The reason not to use Tahoe-LAFS as a subject is that it uses several native-code libraries to for the CPU-intensive inner loops (cryptography, erasure coding). I really want those libraries, and hence Tahoe-LAFS, to be usable with cpyext as soon as possible, but I haven't tried and I assume that cpyext isn't 100% there yet.

By the way the easiest way to measure the performance of Tahoe-LAFS would be to run its unit tests and measure the memory usage and runtime. This is not only the easiest way, but it is also a pressing issue for us! Tahoe-LAFS unit tests take too long to run, and this causes problems for us, and we very much like it if they could run to completion faster.

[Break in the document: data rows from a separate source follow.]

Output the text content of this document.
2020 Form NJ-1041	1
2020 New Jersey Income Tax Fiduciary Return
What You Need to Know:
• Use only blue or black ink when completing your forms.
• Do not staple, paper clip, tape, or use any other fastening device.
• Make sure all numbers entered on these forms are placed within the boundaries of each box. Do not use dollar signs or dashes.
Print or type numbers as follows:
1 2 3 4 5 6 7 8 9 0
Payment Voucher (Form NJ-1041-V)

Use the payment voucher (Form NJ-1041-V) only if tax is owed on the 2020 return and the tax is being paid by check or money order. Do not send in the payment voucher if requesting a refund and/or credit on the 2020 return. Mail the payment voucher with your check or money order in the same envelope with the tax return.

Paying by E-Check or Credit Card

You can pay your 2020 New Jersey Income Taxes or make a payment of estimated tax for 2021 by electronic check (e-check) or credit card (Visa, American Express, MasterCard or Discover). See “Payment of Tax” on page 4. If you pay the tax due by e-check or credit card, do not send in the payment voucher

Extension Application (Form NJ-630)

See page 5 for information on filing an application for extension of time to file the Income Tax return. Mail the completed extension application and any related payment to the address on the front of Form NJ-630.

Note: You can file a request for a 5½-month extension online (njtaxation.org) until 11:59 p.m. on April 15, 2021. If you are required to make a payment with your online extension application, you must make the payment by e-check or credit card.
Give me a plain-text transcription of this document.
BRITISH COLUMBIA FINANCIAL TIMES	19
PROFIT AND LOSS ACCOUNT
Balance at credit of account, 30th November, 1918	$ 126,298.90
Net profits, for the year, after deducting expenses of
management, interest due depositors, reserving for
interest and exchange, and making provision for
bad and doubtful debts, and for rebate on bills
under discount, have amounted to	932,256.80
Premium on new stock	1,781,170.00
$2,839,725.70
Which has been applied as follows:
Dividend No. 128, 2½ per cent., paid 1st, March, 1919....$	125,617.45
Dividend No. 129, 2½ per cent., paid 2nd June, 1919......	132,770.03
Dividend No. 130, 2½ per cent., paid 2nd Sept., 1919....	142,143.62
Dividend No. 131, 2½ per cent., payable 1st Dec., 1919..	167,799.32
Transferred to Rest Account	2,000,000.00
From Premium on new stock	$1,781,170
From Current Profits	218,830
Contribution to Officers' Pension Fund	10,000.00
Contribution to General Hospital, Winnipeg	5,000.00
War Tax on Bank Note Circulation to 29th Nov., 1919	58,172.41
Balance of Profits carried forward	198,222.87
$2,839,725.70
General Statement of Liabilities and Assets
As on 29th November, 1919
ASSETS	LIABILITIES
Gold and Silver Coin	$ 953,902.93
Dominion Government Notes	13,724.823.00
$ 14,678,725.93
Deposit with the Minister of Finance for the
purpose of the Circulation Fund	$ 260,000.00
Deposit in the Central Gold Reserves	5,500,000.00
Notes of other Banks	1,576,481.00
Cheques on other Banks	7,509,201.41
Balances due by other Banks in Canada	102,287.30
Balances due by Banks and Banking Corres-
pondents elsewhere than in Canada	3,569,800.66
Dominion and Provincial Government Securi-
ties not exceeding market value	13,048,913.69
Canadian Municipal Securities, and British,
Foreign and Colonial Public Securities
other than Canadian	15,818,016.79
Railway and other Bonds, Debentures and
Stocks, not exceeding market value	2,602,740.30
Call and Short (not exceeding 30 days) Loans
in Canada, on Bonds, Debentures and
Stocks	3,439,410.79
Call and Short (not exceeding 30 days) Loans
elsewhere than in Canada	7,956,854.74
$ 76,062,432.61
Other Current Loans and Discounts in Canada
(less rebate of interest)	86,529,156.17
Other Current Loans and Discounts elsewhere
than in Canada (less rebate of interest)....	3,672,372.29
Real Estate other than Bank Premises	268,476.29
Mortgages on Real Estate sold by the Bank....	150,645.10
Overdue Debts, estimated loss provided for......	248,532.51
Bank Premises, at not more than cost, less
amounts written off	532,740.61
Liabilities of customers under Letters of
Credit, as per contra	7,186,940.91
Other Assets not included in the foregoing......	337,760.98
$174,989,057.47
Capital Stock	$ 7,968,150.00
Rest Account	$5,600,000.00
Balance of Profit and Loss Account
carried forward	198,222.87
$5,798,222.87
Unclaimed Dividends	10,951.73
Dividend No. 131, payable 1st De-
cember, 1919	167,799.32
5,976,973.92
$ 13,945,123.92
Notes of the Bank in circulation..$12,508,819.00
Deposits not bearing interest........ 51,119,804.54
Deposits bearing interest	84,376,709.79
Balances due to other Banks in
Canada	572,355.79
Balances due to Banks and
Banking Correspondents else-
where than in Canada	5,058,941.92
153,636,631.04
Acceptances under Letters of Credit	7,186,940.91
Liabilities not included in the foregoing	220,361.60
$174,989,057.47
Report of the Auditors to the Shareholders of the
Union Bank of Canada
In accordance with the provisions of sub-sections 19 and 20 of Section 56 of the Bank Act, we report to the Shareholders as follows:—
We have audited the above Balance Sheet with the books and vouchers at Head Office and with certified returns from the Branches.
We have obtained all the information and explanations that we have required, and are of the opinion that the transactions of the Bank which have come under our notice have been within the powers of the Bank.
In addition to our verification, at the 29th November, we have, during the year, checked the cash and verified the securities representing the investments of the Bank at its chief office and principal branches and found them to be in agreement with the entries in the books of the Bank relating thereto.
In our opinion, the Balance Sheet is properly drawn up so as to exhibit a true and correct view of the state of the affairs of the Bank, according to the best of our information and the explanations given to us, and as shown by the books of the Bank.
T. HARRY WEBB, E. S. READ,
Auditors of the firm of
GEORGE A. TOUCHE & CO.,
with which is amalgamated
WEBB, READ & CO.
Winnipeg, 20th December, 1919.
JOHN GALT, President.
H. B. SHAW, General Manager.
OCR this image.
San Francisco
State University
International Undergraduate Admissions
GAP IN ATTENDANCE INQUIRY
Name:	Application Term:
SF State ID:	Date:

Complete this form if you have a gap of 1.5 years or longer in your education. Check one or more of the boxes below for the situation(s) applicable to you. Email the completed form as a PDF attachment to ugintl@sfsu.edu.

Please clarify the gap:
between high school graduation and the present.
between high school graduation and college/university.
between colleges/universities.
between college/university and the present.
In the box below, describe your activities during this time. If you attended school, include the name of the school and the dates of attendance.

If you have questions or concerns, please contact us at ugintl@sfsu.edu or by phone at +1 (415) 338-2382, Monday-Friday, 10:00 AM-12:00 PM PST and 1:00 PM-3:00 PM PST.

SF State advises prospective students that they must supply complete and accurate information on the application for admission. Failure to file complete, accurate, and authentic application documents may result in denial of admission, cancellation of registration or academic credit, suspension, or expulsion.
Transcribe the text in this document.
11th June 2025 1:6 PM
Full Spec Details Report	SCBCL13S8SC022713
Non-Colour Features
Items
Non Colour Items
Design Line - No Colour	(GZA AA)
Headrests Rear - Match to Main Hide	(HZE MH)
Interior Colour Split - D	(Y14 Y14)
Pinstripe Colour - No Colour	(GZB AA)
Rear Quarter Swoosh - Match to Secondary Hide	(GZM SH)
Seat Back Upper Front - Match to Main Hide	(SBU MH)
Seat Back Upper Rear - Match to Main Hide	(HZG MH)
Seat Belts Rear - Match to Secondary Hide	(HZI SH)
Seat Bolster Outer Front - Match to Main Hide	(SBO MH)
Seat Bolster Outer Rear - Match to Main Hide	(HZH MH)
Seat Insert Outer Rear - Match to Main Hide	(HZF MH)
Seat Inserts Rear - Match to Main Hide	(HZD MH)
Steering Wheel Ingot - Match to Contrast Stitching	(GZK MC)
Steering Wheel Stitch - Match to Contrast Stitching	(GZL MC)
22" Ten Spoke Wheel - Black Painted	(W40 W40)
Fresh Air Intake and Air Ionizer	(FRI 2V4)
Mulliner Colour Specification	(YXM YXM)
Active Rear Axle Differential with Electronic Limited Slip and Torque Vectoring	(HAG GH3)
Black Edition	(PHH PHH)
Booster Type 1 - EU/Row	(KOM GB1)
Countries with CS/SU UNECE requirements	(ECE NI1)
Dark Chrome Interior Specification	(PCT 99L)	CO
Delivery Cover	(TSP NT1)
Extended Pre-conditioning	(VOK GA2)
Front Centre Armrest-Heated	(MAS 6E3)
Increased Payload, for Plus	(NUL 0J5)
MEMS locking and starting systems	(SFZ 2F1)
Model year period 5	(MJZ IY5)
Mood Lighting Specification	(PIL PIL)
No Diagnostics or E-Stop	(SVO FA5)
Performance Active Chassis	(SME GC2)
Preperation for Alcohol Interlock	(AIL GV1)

http://tahoe-lafs.org/trac/tahoe-lafs/ticket/20# unit tests take too long

Here are our buildbots showing unit test runtime among other things:

http://tahoe-lafs.org/buildbot/waterfall?show_events=true&builder=Kyle+OpenBSD-4.6+amd64&builder=hardy-amd64&builder=Arthur+lenny+c7+32bit&builder=Eugen+lenny-amd64&builder=David+A.+OpenSolaris+i386&builder=Ruben+Fedora&builder=Zooko+zomp+Mac-amd64+10.6+py2.6&builder=FreeStorm+WinXP-x86+py2.6&builder=tarballs

Adam Sampson said...

rawdog (disclosure of bias: I wrote it) sounds like it might be of use. It's an RSS aggregator that generates static HTML. Pure Python 2, with lots of string processing, mostly in the feedparser module. Memory usage and runtime depends on how many feeds it's reading and how much history it keeps, since it does everything in memory at the moment, using pickle for persistant state. (With my 800-odd feeds and two-month history, writing the entire store to HTML will use a few hundred meg of memory and run for several minutes.)

A future redesign will use a more sensible database-backed approach...

Bob Ziuchkovski said...

Scapy would be a great one to benchmark. Depending on the size of the packet capture, it can consume quite a bit of proc/mem when loading and dissecting large captures. I run it at work on Cpython and would love to see it running/optimized under pypy. The only problem is that I believe it uses some 2.6 pythonisms.

Carl Friedrich Bolz-Tereick said...

Thanks again for all the additional pointers. Still investigating all of them.

Anonymous said...

How about Nucular, a search engine written in python by aaron watters.

http://nucular.sourceforge.net/

Anonymous said...

In my view, the natural competitors to PyPy (in the domain of fast interpreters for dynamic languages) are Tracemonkey and V8. Therefore, translations of the Sunspider, V8, and Dromaeo benchmarks would be appropriate.

Anonymous said...

bitbake looks like a good candidate. It's a derivative of portage, and used to crosscompile linux distro for embedded device.

With non trivial distro, it can use up to 400Mb. It already use psyco if available, and can be interesting compare speed/memory usage with pypy.